The university's School of Education will station a handful of staff and about a half-dozen student teachers in the St. Paul school this fall as part of a new partnership announced Friday.

"St. Thomas students will gain the critical skills they need for their teaching careers, while providing more resources and tools for Maxfield teachers to support their students," said Amy Smith, interim dean of the School of Education.

The program is unique in that student teachers who work at Maxfield will do so for more than a semester at a time, officials said. That way, aspiring educators will get to know the school and feel like part of the community while the elementary students they work with will have more familiar faces walking the halls.

St. Thomas faculty will work closely with school staff to provide student teachers with hands-on experience beyond the theory they learn in the classroom, officials said. Maxfield Principal Leslie Hitchens also set aside a classroom for St. Thomas professors to host their own class sessions.

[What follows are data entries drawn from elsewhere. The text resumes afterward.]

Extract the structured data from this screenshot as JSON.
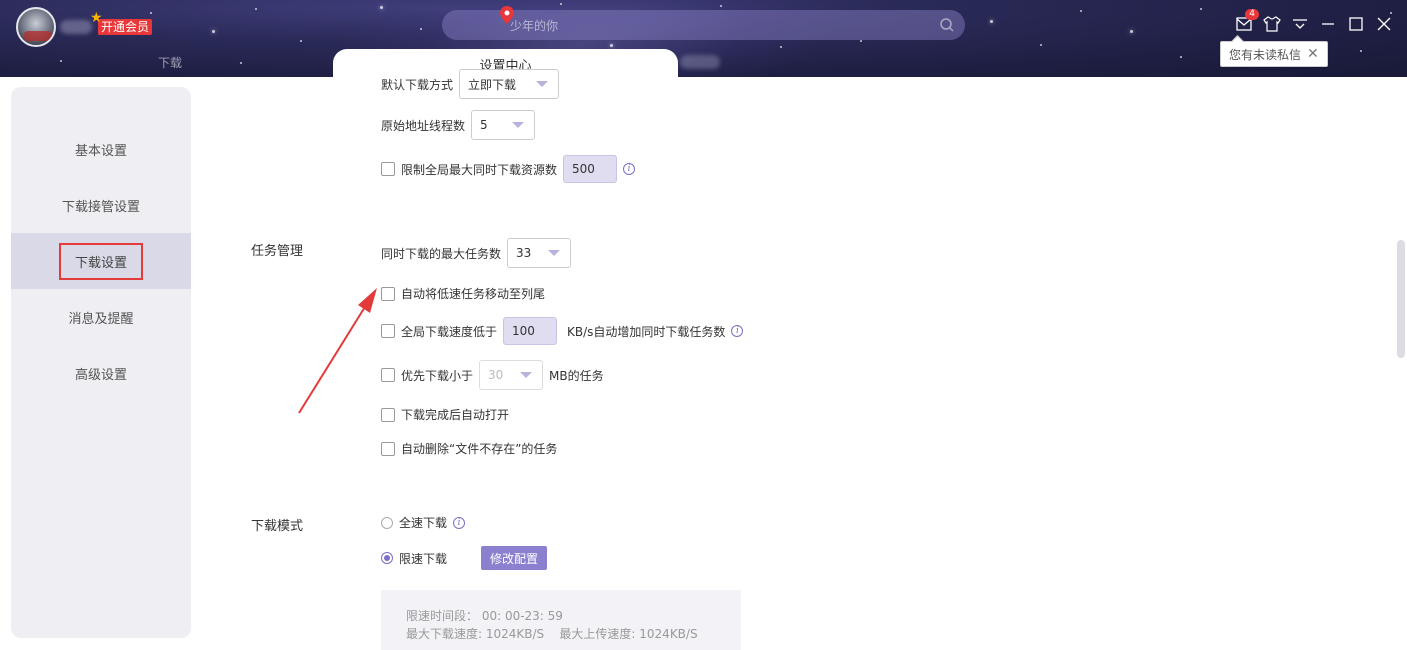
{
  "header": {
    "vip_label": "开通会员",
    "search_placeholder": "少年的你",
    "mail_badge_count": "4",
    "tooltip_text": "您有未读私信"
  },
  "tabs": {
    "download": "下载",
    "settings": "设置中心"
  },
  "sidebar": {
    "items": [
      {
        "label": "基本设置"
      },
      {
        "label": "下载接管设置"
      },
      {
        "label": "下载设置",
        "active": true
      },
      {
        "label": "消息及提醒"
      },
      {
        "label": "高级设置"
      }
    ]
  },
  "top_rows": {
    "download_mode_label": "默认下载方式",
    "download_mode_value": "立即下载",
    "origin_threads_label": "原始地址线程数",
    "origin_threads_value": "5",
    "limit_global_label": "限制全局最大同时下载资源数",
    "limit_global_value": "500"
  },
  "task_management": {
    "title": "任务管理",
    "max_tasks_label": "同时下载的最大任务数",
    "max_tasks_value": "33",
    "auto_move_slow": "自动将低速任务移动至列尾",
    "speed_below_label": "全局下载速度低于",
    "speed_below_value": "100",
    "speed_below_suffix": "KB/s自动增加同时下载任务数",
    "prefer_small_label": "优先下载小于",
    "prefer_small_value": "30",
    "prefer_small_suffix": "MB的任务",
    "auto_open": "下载完成后自动打开",
    "auto_delete": "自动删除“文件不存在”的任务"
  },
  "download_mode": {
    "title": "下载模式",
    "full_speed": "全速下载",
    "limited_speed": "限速下载",
    "modify_btn": "修改配置",
    "time_range": "限速时间段： 00: 00-23: 59",
    "max_speeds": "最大下载速度: 1024KB/S    最大上传速度: 1024KB/S"
  },
  "colors": {
    "accent": "#8b7fd0",
    "highlight_box": "#e33a3a",
    "vip_red": "#e8373a"
  }
}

"The best thing for us is having these teachers and professors on-site," Hitchens said.

Superintendent Joe Gothard hailed the new collaboration as an "innovative model" that will "enhance our students' ability to think critically, pursue their dreams and change the world."

The district and university already host a so-called Grow Your Own Program, the St. Paul Urban Teacher Residency, that provides non-faculty school staff a pathway to acquire their teaching licenses.

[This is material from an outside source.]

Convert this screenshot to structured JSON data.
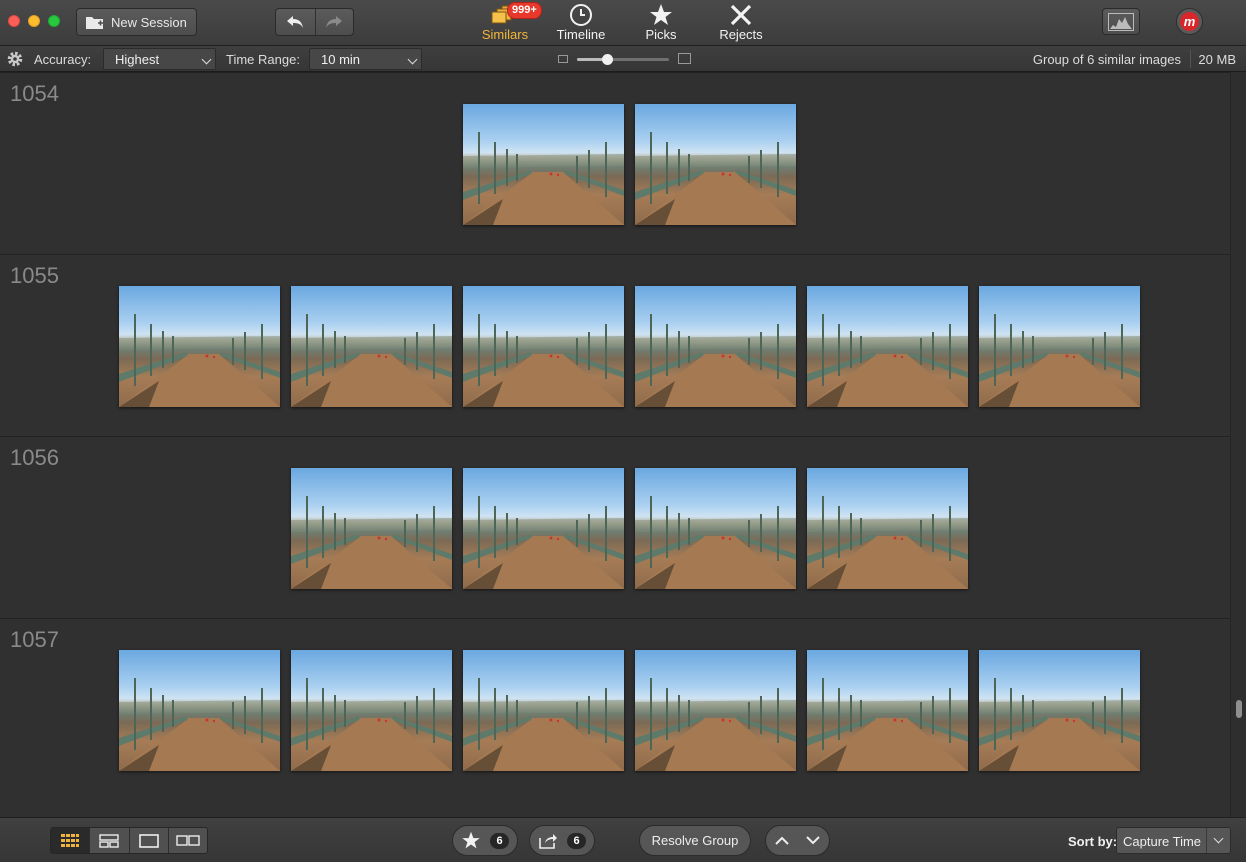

Gothard said such programs fill two crucial needs schools across the state are facing.

"A, we don't have enough teachers in Minnesota. And B, they don't reflect the students they're teaching," he said.

Nearly 78% of St. Paul pupils are students of color, according to district figures. That compares with fewer than 11% of licensed staff, which includes teachers and counselors, in the state's second-largest school district.

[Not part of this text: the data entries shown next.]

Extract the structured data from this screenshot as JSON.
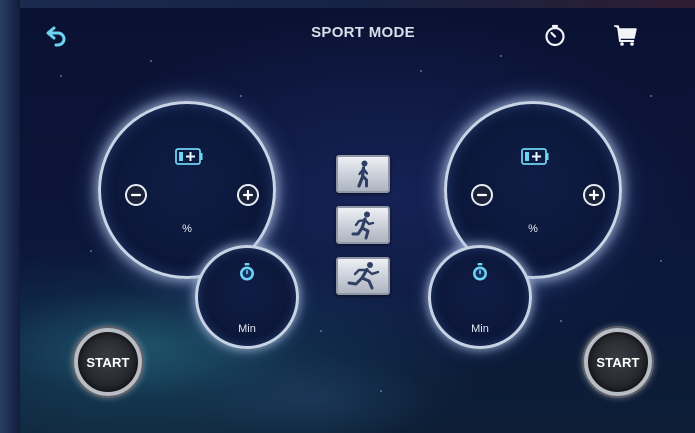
{
  "header": {
    "title": "SPORT MODE",
    "back_icon": "back-arrow-icon",
    "timer_icon": "stopwatch-icon",
    "cart_icon": "cart-icon"
  },
  "left_panel": {
    "power_unit": "%",
    "battery_icon": "battery-icon",
    "decrease_icon": "minus-icon",
    "increase_icon": "plus-icon",
    "timer_unit": "Min",
    "start_label": "START"
  },
  "right_panel": {
    "power_unit": "%",
    "battery_icon": "battery-icon",
    "decrease_icon": "minus-icon",
    "increase_icon": "plus-icon",
    "timer_unit": "Min",
    "start_label": "START"
  },
  "modes": [
    {
      "icon": "walking-icon"
    },
    {
      "icon": "jogging-icon"
    },
    {
      "icon": "running-icon"
    }
  ],
  "colors": {
    "background": "#0b1230",
    "accent": "#6fd3f2",
    "dial_ring": "#c9d4e6"
  }
}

At Maxfield Elementary, students of color comprise 87% of enrollment.

The announcement comes amid efforts in the legislature to boost funding for similar programs to diversify the state's teaching ranks. Gov. Tim Walz is proposing a boost in funding for programs like the St. Paul residency and to dedicate much of that spending increase to train more early childhood educators and teachers in areas such as special education and middle school science that face shortages.